Très bonne dégustation !

Poisson vapeur gingembre La Kitchenette de Miss Tâm

Soupe aigre-douce au poisson (canh chua cá)

Connaissez-vous le plaisir de cuisiner avec son père ? Quand l’occasion se présente, je savoure chaque minute qui passe. Et quand il s’agit en plus d’une de mes soupes préférées, le plaisir en est décuplé. Une fois n’est pas coutume, voici une recette vietnamienne à 4 mains : la soupe aigre-douce au tamarin et au poisson ou canh chua cá.

Traditionnellement, la cuisine vietnamienne se transmet de mère en fille, ou en famille entre femmes. Point de livres, ni d’écoles de cuisine, la cuisine vietnamienne se transmet oralement, par l’observation et par la pratique. Si des écoles de cuisine vietnamienne fleurissent aujourd’hui au Vietnam, c’est principalement destiné aux touristes. On s’adapte à la mode. Lorsqu’un(e) Vietnamien(ne) vous dit ne pas savoir cuisiner, il ou elle sait en réalité toujours cuisiner quelques plats familiaux. Prenez deux ou trois Vietnamiens ou Vietnamiennes, mettez-les ensemble, immanquablement la discussion tournera autour de la nourriture, des meilleurs plats, des recettes de famille et même de la façon de les cuisiner. C’est montrer tout l’amour et l’importance que portent les Vietnamiens à la cuisine ! Je parle de mon peuple, mais il pourrait s’agir d’autres pays asiatiques, j’en suis sûre. Mais je m’égare.

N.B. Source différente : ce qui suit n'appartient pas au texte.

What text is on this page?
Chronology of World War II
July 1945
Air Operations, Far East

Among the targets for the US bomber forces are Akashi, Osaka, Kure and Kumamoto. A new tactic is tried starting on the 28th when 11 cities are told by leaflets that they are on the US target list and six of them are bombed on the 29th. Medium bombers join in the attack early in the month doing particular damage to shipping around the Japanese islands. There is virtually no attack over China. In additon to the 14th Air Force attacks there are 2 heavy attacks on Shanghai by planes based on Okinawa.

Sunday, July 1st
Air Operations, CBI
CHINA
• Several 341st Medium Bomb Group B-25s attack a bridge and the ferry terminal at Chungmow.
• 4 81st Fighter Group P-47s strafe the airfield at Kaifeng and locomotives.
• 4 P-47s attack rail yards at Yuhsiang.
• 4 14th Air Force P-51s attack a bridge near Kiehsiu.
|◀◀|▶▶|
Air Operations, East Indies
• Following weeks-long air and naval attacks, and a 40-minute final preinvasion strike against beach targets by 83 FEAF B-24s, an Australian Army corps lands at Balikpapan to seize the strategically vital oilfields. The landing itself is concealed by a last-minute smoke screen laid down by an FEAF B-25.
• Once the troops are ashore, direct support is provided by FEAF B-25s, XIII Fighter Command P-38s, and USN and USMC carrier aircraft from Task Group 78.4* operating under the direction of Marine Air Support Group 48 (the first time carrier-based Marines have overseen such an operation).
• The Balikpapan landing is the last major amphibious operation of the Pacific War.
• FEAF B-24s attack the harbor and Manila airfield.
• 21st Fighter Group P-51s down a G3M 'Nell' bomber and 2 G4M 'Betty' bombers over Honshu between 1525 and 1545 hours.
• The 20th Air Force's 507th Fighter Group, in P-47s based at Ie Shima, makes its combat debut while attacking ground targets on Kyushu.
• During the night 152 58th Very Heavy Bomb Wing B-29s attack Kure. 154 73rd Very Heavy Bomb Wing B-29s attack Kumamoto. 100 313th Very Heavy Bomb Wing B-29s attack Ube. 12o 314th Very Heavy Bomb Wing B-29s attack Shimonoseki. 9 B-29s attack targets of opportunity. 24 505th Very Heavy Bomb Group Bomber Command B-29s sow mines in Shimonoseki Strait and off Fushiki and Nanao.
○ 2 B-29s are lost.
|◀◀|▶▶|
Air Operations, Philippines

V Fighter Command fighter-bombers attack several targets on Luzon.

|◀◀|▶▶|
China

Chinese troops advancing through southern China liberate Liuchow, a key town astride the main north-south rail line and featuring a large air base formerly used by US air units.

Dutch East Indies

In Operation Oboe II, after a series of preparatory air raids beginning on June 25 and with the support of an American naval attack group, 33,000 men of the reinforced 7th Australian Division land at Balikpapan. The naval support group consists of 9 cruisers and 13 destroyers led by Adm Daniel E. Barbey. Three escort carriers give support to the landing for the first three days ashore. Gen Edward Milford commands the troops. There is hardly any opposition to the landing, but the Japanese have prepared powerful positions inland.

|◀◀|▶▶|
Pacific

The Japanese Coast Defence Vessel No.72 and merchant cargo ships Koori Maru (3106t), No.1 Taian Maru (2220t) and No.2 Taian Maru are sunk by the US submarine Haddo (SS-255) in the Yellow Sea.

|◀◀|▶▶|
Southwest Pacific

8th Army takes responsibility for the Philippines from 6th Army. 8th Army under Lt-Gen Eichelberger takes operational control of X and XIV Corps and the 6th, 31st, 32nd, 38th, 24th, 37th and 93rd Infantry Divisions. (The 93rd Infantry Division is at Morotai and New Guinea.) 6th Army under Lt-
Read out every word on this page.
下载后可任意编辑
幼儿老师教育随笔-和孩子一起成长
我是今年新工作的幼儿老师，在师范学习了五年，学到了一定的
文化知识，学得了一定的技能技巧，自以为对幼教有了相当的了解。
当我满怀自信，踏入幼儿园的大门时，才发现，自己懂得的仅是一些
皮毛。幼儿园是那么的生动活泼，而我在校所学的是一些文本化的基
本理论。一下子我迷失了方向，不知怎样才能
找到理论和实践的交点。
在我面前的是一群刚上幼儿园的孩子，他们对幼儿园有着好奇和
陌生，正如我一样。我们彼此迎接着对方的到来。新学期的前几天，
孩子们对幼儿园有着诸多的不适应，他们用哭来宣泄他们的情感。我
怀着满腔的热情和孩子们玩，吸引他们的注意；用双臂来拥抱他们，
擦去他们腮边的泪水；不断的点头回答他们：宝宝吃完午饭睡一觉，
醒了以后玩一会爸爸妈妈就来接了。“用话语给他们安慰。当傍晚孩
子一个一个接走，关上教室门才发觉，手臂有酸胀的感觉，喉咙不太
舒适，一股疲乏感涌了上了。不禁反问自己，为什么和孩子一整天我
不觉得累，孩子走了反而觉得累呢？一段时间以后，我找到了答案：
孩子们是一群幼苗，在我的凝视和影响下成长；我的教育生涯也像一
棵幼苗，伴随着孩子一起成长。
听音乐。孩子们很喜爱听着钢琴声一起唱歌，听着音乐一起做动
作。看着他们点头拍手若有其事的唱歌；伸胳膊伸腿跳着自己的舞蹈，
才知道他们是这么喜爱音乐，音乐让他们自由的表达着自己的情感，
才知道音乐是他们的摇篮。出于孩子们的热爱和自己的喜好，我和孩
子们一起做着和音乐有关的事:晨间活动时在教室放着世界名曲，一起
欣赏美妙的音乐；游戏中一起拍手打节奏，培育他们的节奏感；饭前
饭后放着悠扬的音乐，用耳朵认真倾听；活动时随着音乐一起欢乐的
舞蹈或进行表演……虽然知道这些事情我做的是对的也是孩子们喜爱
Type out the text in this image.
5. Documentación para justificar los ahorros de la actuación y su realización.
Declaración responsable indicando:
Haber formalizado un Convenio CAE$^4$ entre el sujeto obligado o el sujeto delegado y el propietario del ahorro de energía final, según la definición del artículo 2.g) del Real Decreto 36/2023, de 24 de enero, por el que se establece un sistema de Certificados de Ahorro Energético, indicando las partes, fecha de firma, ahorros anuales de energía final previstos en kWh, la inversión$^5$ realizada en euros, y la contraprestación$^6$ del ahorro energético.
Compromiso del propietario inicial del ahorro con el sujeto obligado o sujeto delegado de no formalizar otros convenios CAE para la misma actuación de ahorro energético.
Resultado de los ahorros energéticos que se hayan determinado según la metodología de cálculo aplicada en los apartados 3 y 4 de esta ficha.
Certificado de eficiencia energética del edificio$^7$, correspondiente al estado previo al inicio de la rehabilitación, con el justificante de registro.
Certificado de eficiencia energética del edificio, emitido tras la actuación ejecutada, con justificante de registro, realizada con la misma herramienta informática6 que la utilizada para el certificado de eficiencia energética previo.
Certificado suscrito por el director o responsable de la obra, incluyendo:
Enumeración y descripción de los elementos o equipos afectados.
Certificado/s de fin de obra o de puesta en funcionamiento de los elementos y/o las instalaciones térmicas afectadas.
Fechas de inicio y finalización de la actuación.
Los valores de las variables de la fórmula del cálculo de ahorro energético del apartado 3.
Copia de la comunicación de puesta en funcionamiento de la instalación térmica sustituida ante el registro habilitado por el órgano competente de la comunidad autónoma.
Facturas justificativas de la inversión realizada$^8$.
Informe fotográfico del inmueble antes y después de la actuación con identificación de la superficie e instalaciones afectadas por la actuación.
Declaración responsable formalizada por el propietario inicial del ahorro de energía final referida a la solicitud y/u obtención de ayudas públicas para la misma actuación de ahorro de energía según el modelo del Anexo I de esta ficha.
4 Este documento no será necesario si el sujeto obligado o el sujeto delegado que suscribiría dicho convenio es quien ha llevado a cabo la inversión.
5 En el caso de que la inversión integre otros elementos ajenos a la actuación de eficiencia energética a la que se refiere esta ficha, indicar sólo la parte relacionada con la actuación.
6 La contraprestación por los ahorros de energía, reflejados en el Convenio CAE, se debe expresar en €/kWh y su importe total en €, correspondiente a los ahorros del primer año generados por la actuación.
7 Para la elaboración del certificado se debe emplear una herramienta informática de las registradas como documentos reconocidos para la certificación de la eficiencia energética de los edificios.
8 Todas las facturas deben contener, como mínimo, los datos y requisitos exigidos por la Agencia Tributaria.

Excepté les professionnels, les hommes au Vietnam ne cuisinent pas. Ils aident éventuellement en cuisine lors des grands repas de fête comme la confection des gâteaux de riz gluant du nouvel an (banh chung, banh tet). Pour la cuisine du quotidien, ce sont bien les femmes qui s’en chargent. Mais les Vietnamiens exilés depuis les années quarante / cinquante et ceux qui ont dû quitter le pays dans les années soixante-dix et quatre-vingts, ces hommes se sont mis à cuisiner, pour retrouver le goût du Vietnam, le réconfort affectif et gustatif, et en vieillissant, le besoin d’effectuer un retour aux sources.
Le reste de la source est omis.